For a change of pace, I fixed a French watch movement. So far I’ve done only some Soviet watches of the Big Three, and this was rather different in some ways.
This watch was my father’s originally, I wore it in my early teens until the keyless works got busted in a bicycle accident and the watchmaker declared it unrepairable, after which it lay in a drawer for 35 years.
The crown on this watch stuck out a bit more than it should, making it more vulnerable to impacts I guess. I think this was the result of an earlier shoddy repair job by the same watchmaker… This is the winding setting:
Ideally I should shorten the stem but it seems stuck on solid, and if I break the stem I’d also need to find a replacement crown. It’s probably epoxied on.
I took apart the movement, saw nothing wrong, reassembled it and took it apart again before I identified the issue: the stem hole in the base plate was deformed, so the stem would go in up to its square section and become blocked. Note the deformation where the stem was rammed in too deep:
I fixed it with a couple of light taps. Turns out you actually CAN fix a watch by hitting it with a hammer 🙂
Here are the movement tear-down steps, for your edification and delight:
The spring for the date ring click can be removed through a nice hole (photos show all springs in their correct orientation):
With the date ring plate removed:
This movement has 17 jewels and some of them are in odd places, such as the date ring drive.
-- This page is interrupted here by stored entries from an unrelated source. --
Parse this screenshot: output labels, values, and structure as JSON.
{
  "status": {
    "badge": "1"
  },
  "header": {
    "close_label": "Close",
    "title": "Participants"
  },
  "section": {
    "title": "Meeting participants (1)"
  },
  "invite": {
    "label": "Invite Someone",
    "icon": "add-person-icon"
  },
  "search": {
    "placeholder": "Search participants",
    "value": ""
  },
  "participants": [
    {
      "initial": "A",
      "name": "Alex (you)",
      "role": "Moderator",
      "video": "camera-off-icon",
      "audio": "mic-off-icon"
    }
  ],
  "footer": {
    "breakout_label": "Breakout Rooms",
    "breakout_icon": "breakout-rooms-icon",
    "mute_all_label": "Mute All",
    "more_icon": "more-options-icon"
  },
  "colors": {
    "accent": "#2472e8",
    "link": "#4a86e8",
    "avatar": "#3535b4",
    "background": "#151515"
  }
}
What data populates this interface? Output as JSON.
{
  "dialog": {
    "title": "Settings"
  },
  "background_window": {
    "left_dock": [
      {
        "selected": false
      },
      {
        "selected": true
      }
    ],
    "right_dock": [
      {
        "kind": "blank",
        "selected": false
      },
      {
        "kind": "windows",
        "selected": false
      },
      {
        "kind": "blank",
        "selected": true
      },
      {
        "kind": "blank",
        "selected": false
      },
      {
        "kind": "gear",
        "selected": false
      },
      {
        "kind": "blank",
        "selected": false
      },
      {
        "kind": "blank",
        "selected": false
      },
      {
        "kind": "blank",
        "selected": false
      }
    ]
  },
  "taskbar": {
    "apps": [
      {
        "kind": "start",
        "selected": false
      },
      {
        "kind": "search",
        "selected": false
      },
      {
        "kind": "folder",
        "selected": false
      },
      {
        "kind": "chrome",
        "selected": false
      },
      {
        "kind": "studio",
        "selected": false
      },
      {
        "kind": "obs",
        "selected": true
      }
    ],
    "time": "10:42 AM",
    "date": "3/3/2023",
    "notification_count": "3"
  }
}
The keyless works look rather complicated for a watch without a quick date set feature, there are a lot of wheels…
One spring there, another one below the wheel with 4 holes:
I’m not exactly sure why that spring is there… The most puzzling for me about this movement is that the cannon pinion is not in the center. That was new to me. The cannon pinion is that gear on the left of center.
The other side:
A nice thing is that the shock protection springs on the balance jewels lift like on a hinge and don’t fly off into the scenery.
The mainspring bridge and train bridge can be removed without taking off the click or the winding gear respectively. Two screws each.
This is the drive train.
That one is the cannon wheel, you’ll reassemble that first:
The pallet fork bridge has one big screw. Fiddly to get into position:
The plate is marked 140-1B and “FE” for France Ebauches:
There’s not much info on these movements it seems.